Una questione privata

Paolo Taviani


Estate del 43. Milton, ragazzo introverso e riservato, e Giorgio, allegro e solare, amano Fulvia. Lei si lascia corteggiare da entrambi, giocando con i loro sentimenti. I tre ragazzi nell’estate del 43 si incontrano nella villa estiva di Fulvia per ascoltare e riascoltare il loro disco preferito: “Over the Rainbow”. E nonostante la guerra, sono felici. Un anno dopo tutto è cambiato. Milton e Giorgio sono ora partigiani. e quando Giorgio è catturato l’unica speranza è trovare un prigioniero fascista per uno scambio, prima della fucilazione imminente… I Taviani si ispirano al romanzo di Fenoglio come a sfogliare quelle pagine già quasi pronte a fornire una sceneggiatura (prevale il racconto epico nel monologo interiore del protagonista), ripescando le parole a volte un po’ attempate che diventano movimenti di macchina, scene struggenti col loro marchio inconfondibile. Uno stile che incanta! 

 

 

Italia 2017 – 1h 24′

Per una volta i due fratelli italiani si sono divisi i compiti (la regia è solo di Paolo, per i postumi di un incidente che ha tenuto Vittorio lontano dal set) ma il film è totalmente di entrambi, coerentissimo con un percorso che ha sempre chiesto al cinema di farsi strumento di riflessione e di discussione, di confronto con la Storia e con il Presente. Anche a costo di apparire fuori moda. Fedele al romanzo di Fenoglio (…). Non è la prima volta che i Taviani scavano dentro le incoerenze dell’impegno, l’irrazionalità di azioni che dovrebbero essere mosse solo dalla ragione, ma qui lo fanno dal punto di vista esistenziale più che da quello ideologico. La rabbia del partigiano Milton prende forza dalla gelosia dello spasimante Milton, quasi se ne nutre, per restituire una complessità di motivazioni che non può non rimandare alla confusione dei giorni nostri.

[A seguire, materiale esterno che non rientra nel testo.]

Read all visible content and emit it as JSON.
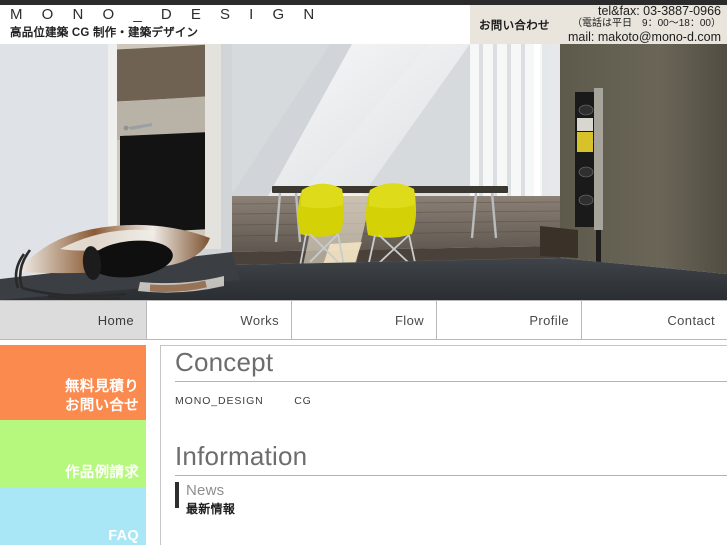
{
  "header": {
    "logo": "M O N O _ D E S I G N",
    "tagline": "高品位建築 CG 制作・建築デザイン",
    "contact": {
      "label": "お問い合わせ",
      "tel": "tel&fax:  03-3887-0966",
      "hours": "（電話は平日　9：00〜18：00）",
      "mail": "mail: makoto@mono-d.com"
    }
  },
  "hero": {
    "alt": "architectural-cg-interior-render"
  },
  "nav": {
    "items": [
      {
        "label": "Home",
        "active": true
      },
      {
        "label": "Works",
        "active": false
      },
      {
        "label": "Flow",
        "active": false
      },
      {
        "label": "Profile",
        "active": false
      },
      {
        "label": "Contact",
        "active": false
      }
    ]
  },
  "sidebar": {
    "blocks": [
      {
        "label": "無料見積り\nお問い合せ",
        "color": "#fb8a4e"
      },
      {
        "label": "作品例請求",
        "color": "#b6f87d"
      },
      {
        "label": "FAQ",
        "color": "#a9e7f7"
      }
    ]
  },
  "main": {
    "concept": {
      "heading": "Concept",
      "body": "MONO_DESIGN        CG"
    },
    "information": {
      "heading": "Information",
      "news": {
        "en": "News",
        "ja": "最新情報"
      }
    }
  },
  "colors": {
    "accent_orange": "#fb8a4e",
    "accent_green": "#b6f87d",
    "accent_blue": "#a9e7f7",
    "header_beige": "#e9e5dd",
    "nav_active": "#dcdcdc"
  }
}
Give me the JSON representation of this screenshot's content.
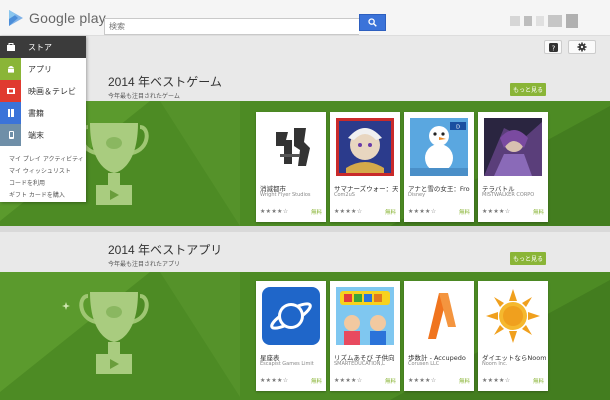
{
  "header": {
    "logo_text": "Google play",
    "search_placeholder": "検索"
  },
  "sidebar": {
    "items": [
      {
        "label": "ストア",
        "color": "#3b3b3b",
        "icon": "play-store-icon"
      },
      {
        "label": "アプリ",
        "color": "#8ab537",
        "icon": "android-icon"
      },
      {
        "label": "映画＆テレビ",
        "color": "#e03a2f",
        "icon": "film-icon"
      },
      {
        "label": "書籍",
        "color": "#3b73d9",
        "icon": "book-icon"
      },
      {
        "label": "端末",
        "color": "#6f8fa8",
        "icon": "device-icon"
      }
    ],
    "links": [
      "マイ プレイ アクティビティ",
      "マイ ウィッシュリスト",
      "コードを利用",
      "ギフト カードを購入"
    ]
  },
  "toolbar": {
    "help_icon": "help-icon",
    "settings_icon": "gear-icon"
  },
  "sections": [
    {
      "title": "2014 年ベストゲーム",
      "subtitle": "今年最も注目されたゲーム",
      "more_label": "もっと見る",
      "cards": [
        {
          "title": "消滅都市",
          "developer": "Wright Flyer Studios",
          "stars": "★★★★☆",
          "price": "無料",
          "art": "shoumetsu"
        },
        {
          "title": "サマナーズウォー：天",
          "developer": "Com2uS",
          "stars": "★★★★☆",
          "price": "無料",
          "art": "summoners"
        },
        {
          "title": "アナと雪の女王：Fro",
          "developer": "Disney",
          "stars": "★★★★☆",
          "price": "無料",
          "art": "frozen"
        },
        {
          "title": "テラバトル",
          "developer": "MISTWALKER CORPO",
          "stars": "★★★★☆",
          "price": "無料",
          "art": "terra"
        }
      ]
    },
    {
      "title": "2014 年ベストアプリ",
      "subtitle": "今年最も注目されたアプリ",
      "more_label": "もっと見る",
      "cards": [
        {
          "title": "星座表",
          "developer": "Escapist Games Limit",
          "stars": "★★★★☆",
          "price": "無料",
          "art": "star"
        },
        {
          "title": "リズムあそび 子供向",
          "developer": "SMARTEDUCATION,L",
          "stars": "★★★★☆",
          "price": "無料",
          "art": "kids"
        },
        {
          "title": "歩数計 - Accupedo",
          "developer": "Corusen LLC",
          "stars": "★★★★☆",
          "price": "無料",
          "art": "pedometer"
        },
        {
          "title": "ダイエットならNoom",
          "developer": "Noom Inc.",
          "stars": "★★★★☆",
          "price": "無料",
          "art": "noom"
        }
      ]
    }
  ]
}
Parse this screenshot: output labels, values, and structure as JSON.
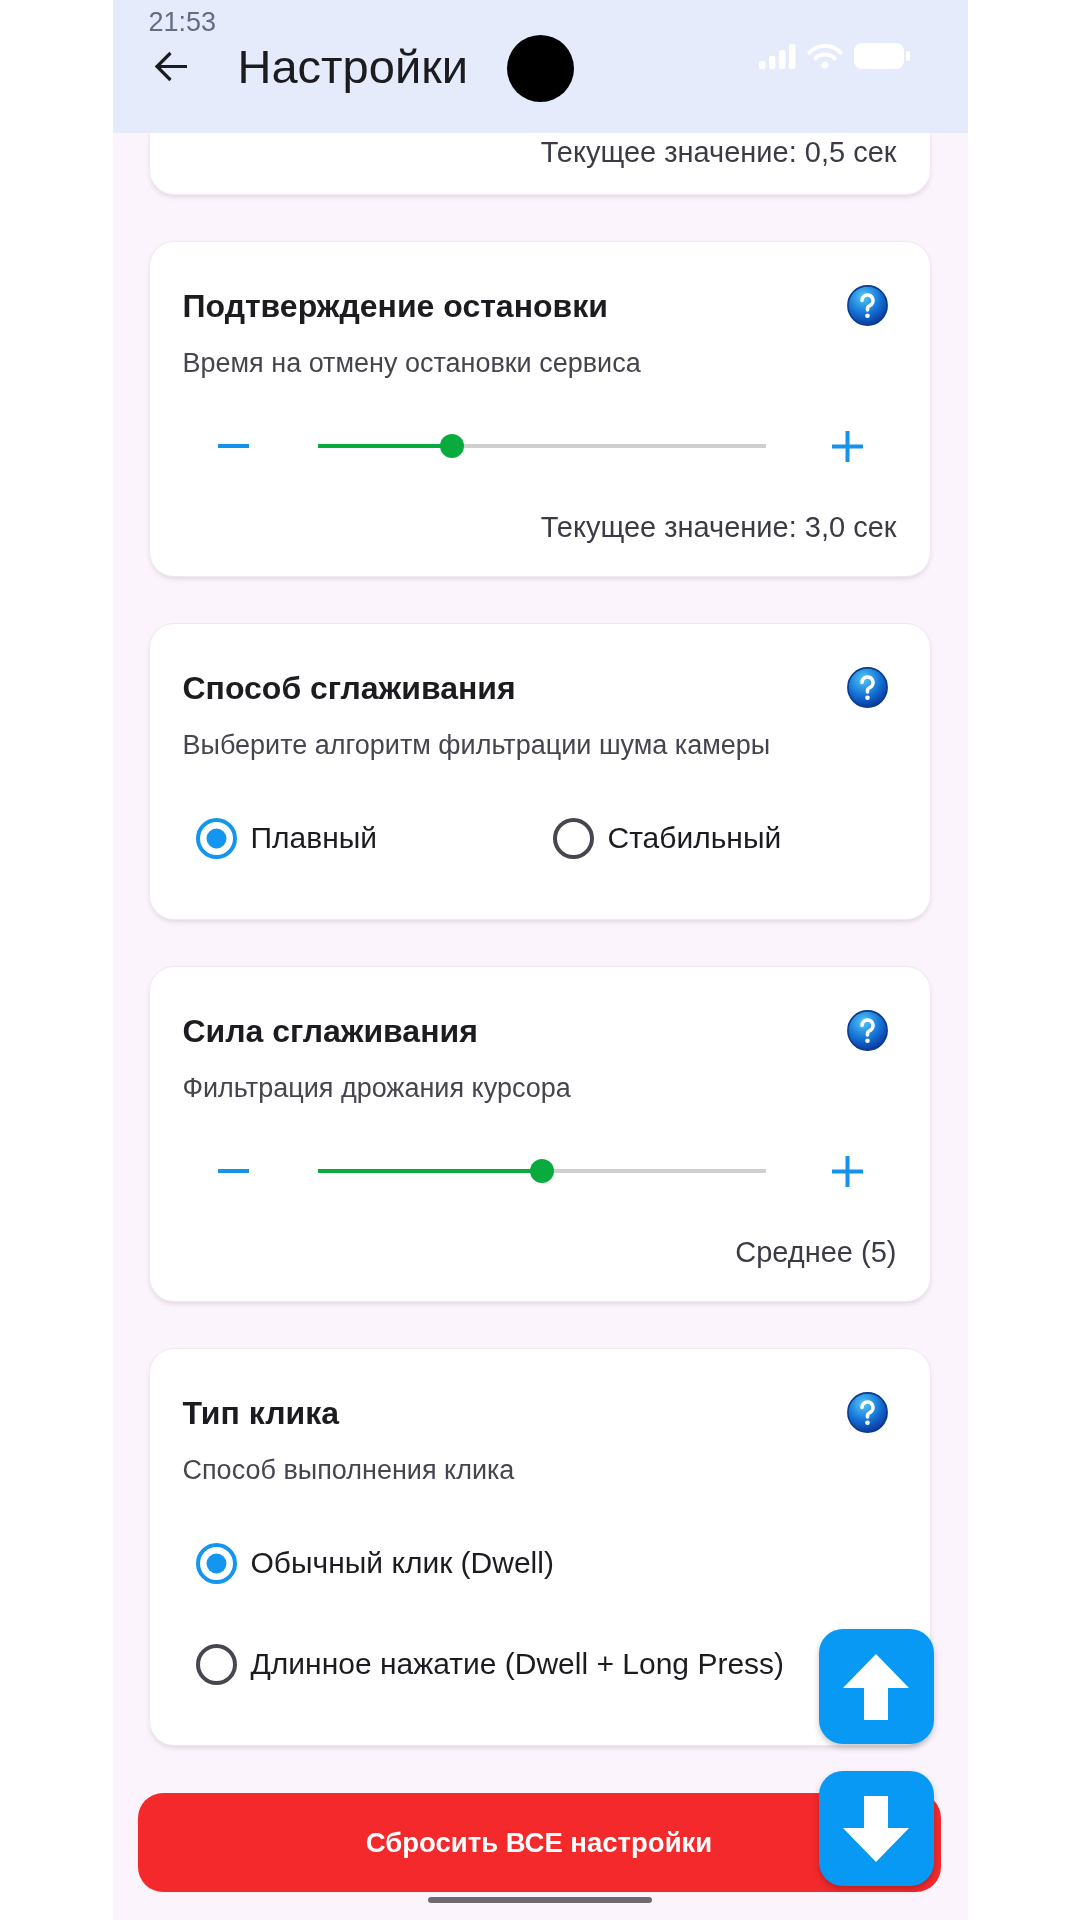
{
  "status_bar": {
    "time": "21:53"
  },
  "app_bar": {
    "title": "Настройки"
  },
  "cards": [
    {
      "kind": "slider",
      "value": "Текущее значение: 0,5 сек"
    },
    {
      "kind": "slider",
      "title": "Подтверждение остановки",
      "description": "Время на отмену остановки сервиса",
      "level": 0.3,
      "value": "Текущее значение: 3,0 сек"
    },
    {
      "kind": "radio_row",
      "title": "Способ сглаживания",
      "description": "Выберите алгоритм фильтрации шума камеры",
      "options": [
        {
          "label": "Плавный",
          "selected": true
        },
        {
          "label": "Стабильный",
          "selected": false
        }
      ]
    },
    {
      "kind": "slider",
      "title": "Сила сглаживания",
      "description": "Фильтрация дрожания курсора",
      "level": 0.5,
      "value": "Среднее (5)"
    },
    {
      "kind": "radio_list",
      "title": "Тип клика",
      "description": "Способ выполнения клика",
      "options": [
        {
          "label": "Обычный клик (Dwell)",
          "selected": true
        },
        {
          "label": "Длинное нажатие (Dwell + Long Press)",
          "selected": false
        }
      ]
    }
  ],
  "reset_button": {
    "label": "Сбросить ВСЕ настройки"
  }
}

E i due fratelli lo raccontano come hanno sempre fatto, evitando le facili allusioni e i moralismi, con uno stile che può sembrare fin troppo «pacato» rispetto alle imperanti mode sincopate, dove ogni immagine trova un senso grazie al legame con il tutto e mai per la pura voglia di stupire, scegliendo una recitazione classicamente mimetica e una fotografia (di Simone Zampagni) dai toni compressi, mai eclatanti, come a restituire la «bruttezza» (morale prima che estetica) di quegli anni bui. Privilegiando così la coerenza con la propria storia che l’adesione agli imperativi di una presunta modernità.

Paolo Mereghetti – Il Corriere della Sera


Paolo e Vittorio Taviani (…) hanno davvero conosciuto, da adolescenti, l’epoca del film (che hanno tra l’altro raccontato in La notte di San Lorenzo). Ma qui sembrano piuttosto tentare una sorta di riattualizzazione metaforica e metastorica, provando a far incarnare a un gruppo di giovani d’oggi, come in trance, lo spirito di quell’epoca. L’esperimento riesce solo in minima parte, anche a causa delle evidenti carenze di gran parte del cast, sintomo forse di un’incertezza più generale di tono: tra realismo e astrazione, tra distanza saggistica ed elegia, tra dialoghi letterari riproposti tali e quali, e gusto del paesaggio che conduce verso la fiaba. Rimangono certe atmosfere sospese, i momenti in cui si avvertono la paura, la nebbia, il freddo e la fatica; e rimangono pur sempre la presenza scenica e lo sguardo allucinato di Marinelli, che era in effetti l’unico attore italiano a poter interpretare la febbrile ossessione di Milton.